The Marshall was, however, especially sensitive to virus diseases and its commercial qualities were particularly harmed by gradual degeneration by the strawberry crinkle virus. This susceptibility to disease meant that by the 1950s it had largely been displaced by other cultivars.

== Characteristics ==
The Marshall strawberry is a midseason variety. It has relatively large leaves and large, deep red fruit with soft flesh. While drought tolerant, as noted above it has a high susceptibility to the crinkle virus.

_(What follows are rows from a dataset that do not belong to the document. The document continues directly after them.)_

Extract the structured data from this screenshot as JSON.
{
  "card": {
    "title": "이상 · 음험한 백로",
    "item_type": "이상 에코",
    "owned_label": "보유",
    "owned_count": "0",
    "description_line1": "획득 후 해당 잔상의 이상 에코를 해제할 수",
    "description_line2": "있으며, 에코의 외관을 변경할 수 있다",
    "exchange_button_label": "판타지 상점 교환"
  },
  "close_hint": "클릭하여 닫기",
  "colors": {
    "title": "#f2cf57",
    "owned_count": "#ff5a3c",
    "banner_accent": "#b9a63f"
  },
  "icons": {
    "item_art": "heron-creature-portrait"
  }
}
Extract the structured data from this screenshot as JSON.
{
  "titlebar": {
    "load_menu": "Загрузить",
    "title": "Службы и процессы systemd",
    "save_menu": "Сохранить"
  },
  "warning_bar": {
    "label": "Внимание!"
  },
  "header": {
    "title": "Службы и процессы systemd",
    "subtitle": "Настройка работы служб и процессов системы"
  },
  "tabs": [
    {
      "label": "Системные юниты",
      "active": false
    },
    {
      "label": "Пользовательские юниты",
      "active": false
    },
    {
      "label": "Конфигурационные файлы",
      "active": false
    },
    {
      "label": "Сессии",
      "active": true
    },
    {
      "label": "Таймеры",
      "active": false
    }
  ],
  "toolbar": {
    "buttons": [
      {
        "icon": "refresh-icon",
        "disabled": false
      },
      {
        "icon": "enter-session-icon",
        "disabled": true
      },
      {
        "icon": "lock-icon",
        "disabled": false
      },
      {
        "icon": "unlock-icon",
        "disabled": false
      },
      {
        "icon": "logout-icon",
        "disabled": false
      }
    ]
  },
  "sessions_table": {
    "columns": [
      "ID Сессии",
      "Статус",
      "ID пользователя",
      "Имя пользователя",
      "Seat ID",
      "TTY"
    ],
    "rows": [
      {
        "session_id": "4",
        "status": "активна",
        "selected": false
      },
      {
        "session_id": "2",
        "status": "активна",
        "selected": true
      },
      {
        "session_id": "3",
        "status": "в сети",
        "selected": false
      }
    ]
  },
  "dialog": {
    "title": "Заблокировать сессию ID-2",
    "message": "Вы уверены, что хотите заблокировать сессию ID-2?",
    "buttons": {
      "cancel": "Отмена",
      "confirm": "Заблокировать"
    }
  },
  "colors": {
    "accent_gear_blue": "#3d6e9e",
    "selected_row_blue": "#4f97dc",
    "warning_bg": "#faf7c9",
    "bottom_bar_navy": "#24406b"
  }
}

Despite modern perceptions of the Marshall as having the finest strawberry flavour, some early 20th century writers compared its flavour unfavourably to the strawberry varieties of the mid-19th century: "We have few commercial varieties today that compare in quality with the Pines grown by the amateurs of that period. No modern sort has the exquisite flavor of Burr's New Pine, not even Marshall or William Belt, our acknowledged standards of excellence [...] Quality has been sacrificed to productiveness and firmness". At the time, the Marshall was perceived as a commercial "sub-acid" variety, albeit of high quality, whose mild flavour was particularly popular with the general consumer. It was especially valued as its fruit retained their colour and flavour, if not their texture, after freezing.

== Contemporary status ==
The Marshall Strawberry is currently being maintained at the USDA National Clonal Germplasm Repository in Corvallis, Oregon, and by very few private growers.

Renewing America's Food Traditions, a coalition of sustainable agriculture organizations, listed the Marshall strawberry as one of "700 plant and animal foods at risk of extinction".